What is Crown Land?
Crown lands are all or any part of the land under the administration and control of the Minister of Natural Resources. Of the 5.3 million hectares of land in Nova Scotia, about 1.53 million hectares (3.8 million acres or about 29% of the province) is designated as Crown land.
In addition, most of the submerged lands (the sea bed) along the Province's 9,000 km of coastline are also considered Crown land. Exceptions would include federally and privately owned waterlots.
The Surveys Division is responsible for the survey program within the Department of Natural Resources. In this role the division is accountable for coordinating, monitoring and evaluating all Crown land survey projects. The Division is also the record keeper for activities and interests on Crown land. After decisions are made on how Crown land will be allocated and used, the Surveys Division, with the assistance of Regional Services, provide the tools to complete these tasks. The surveying, mapping, research and migration are required to effectively manage property.

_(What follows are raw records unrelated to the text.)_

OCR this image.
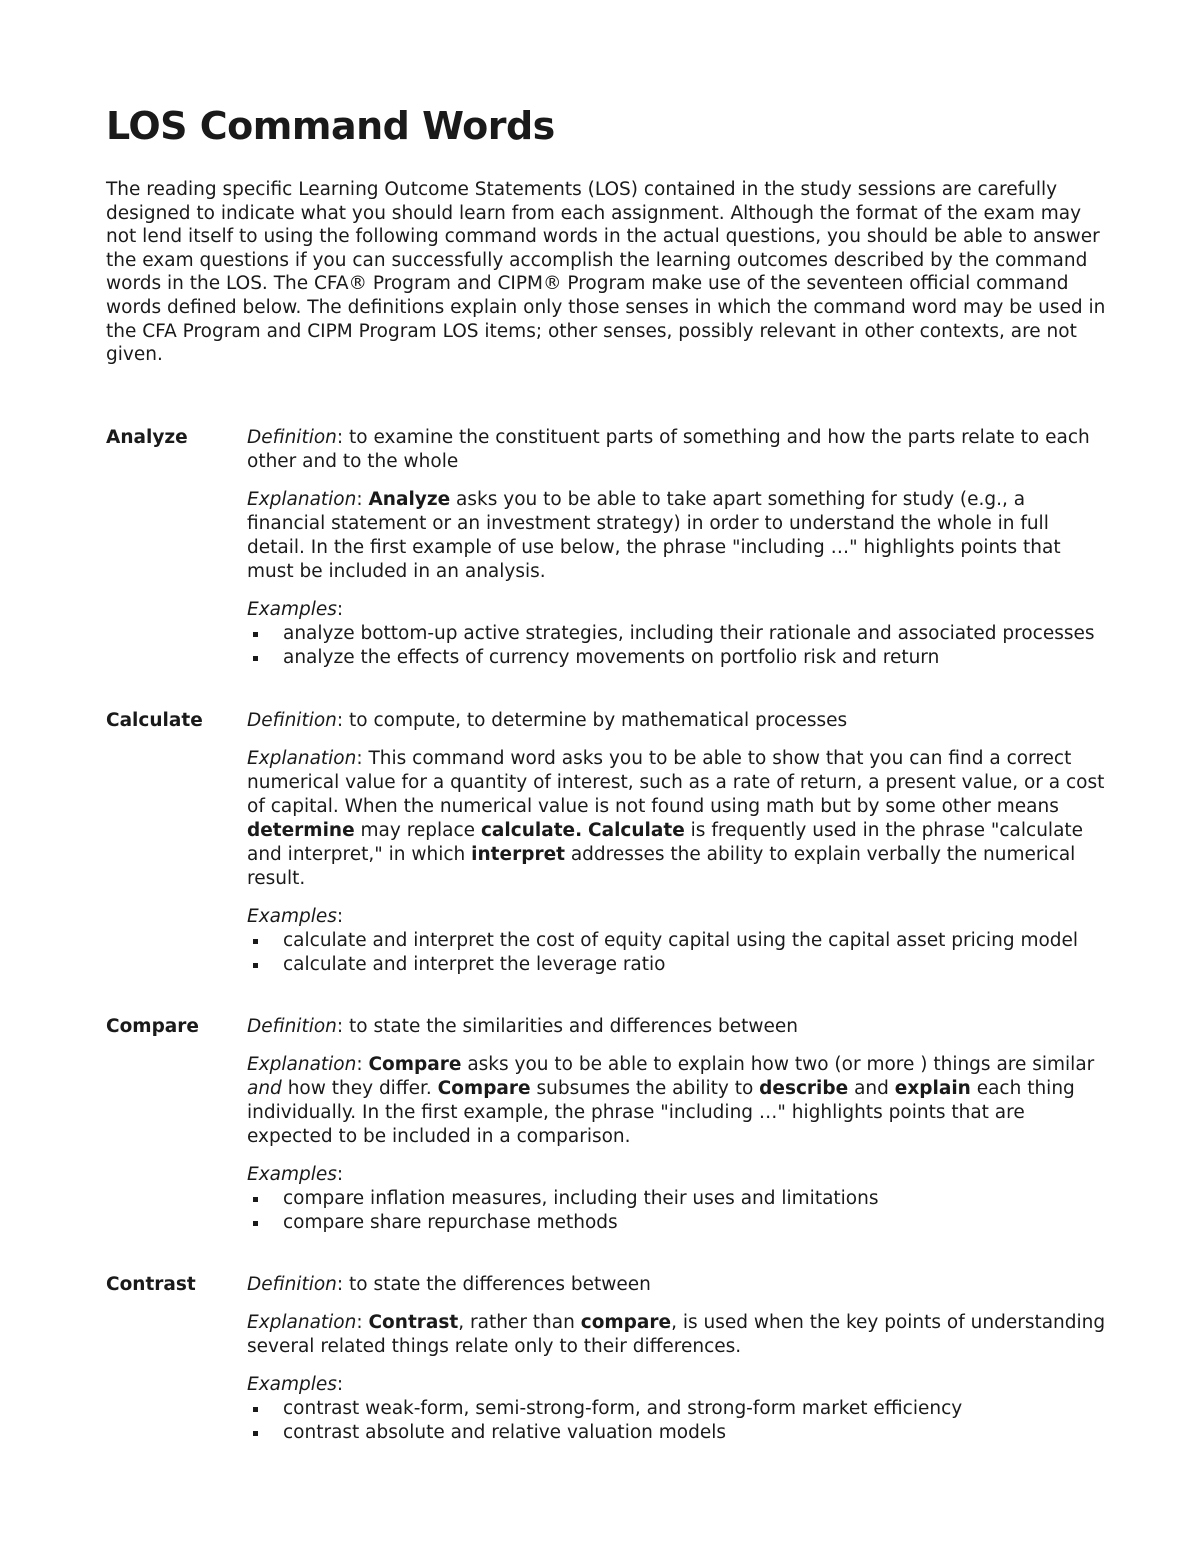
LOS Command Words

The reading specific Learning Outcome Statements (LOS) contained in the study sessions are carefully designed to indicate what you should learn from each assignment. Although the format of the exam may not lend itself to using the following command words in the actual questions, you should be able to answer the exam questions if you can successfully accomplish the learning outcomes described by the command words in the LOS. The CFA® Program and CIPM® Program make use of the seventeen official command words defined below. The definitions explain only those senses in which the command word may be used in the CFA Program and CIPM Program LOS items; other senses, possibly relevant in other contexts, are not given.

Analyze	Definition: to examine the constituent parts of something and how the parts relate to each other and to the whole

Explanation: Analyze asks you to be able to take apart something for study (e.g., a financial statement or an investment strategy) in order to understand the whole in full detail. In the first example of use below, the phrase "including …" highlights points that must be included in an analysis.

Examples:

analyze bottom-up active strategies, including their rationale and associated processes
analyze the effects of currency movements on portfolio risk and return
Calculate	Definition: to compute, to determine by mathematical processes

Explanation: This command word asks you to be able to show that you can find a correct numerical value for a quantity of interest, such as a rate of return, a present value, or a cost of capital. When the numerical value is not found using math but by some other means determine may replace calculate. Calculate is frequently used in the phrase "calculate and interpret," in which interpret addresses the ability to explain verbally the numerical result.

Examples:

calculate and interpret the cost of equity capital using the capital asset pricing model
calculate and interpret the leverage ratio
Compare	Definition: to state the similarities and differences between

Explanation: Compare asks you to be able to explain how two (or more ) things are similar and how they differ. Compare subsumes the ability to describe and explain each thing individually. In the first example, the phrase "including …" highlights points that are expected to be included in a comparison.

Examples:

compare inflation measures, including their uses and limitations
compare share repurchase methods
Contrast	Definition: to state the differences between

Explanation: Contrast, rather than compare, is used when the key points of understanding several related things relate only to their differences.

Examples:

contrast weak-form, semi-strong-form, and strong-form market efficiency
contrast absolute and relative valuation models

The work involved in managing these responsibilities is handled by two sections:
- Crown Land Information Management Centre:
The Centre is responsible for maintaining a registry of conveyancing documents, survey plans and maps of Crown land holdings in the province, for migrating Crown lands into the land registration system and reconciling Crown land ownership interests. Staff are also responsible for providing access to Crown land records and for researching Crown interests in land. The Registrar of Crown Lands also oversees the GIS and Cartography staff who are responsible for maintaining the Crown Cadastral Database. Staff in this section maps changes to the status of Crown land and reflects these changes in the database. The Section carries out special mapping projects, distributes Crown land data and provides data support to regional staff.
- Crown Survey Administration:
Crown Survey Administration is responsible for ensuring that all surveys of Crown land are completed to the highest standard; that plan requests by the Land Administration Division are met in an expeditious manner; and that respectful working relations are developed not only in the office but cultivated in the extended working environment including the Association of Nova Scotia Land Surveyors, other government departments, private sector surveyors and public in general.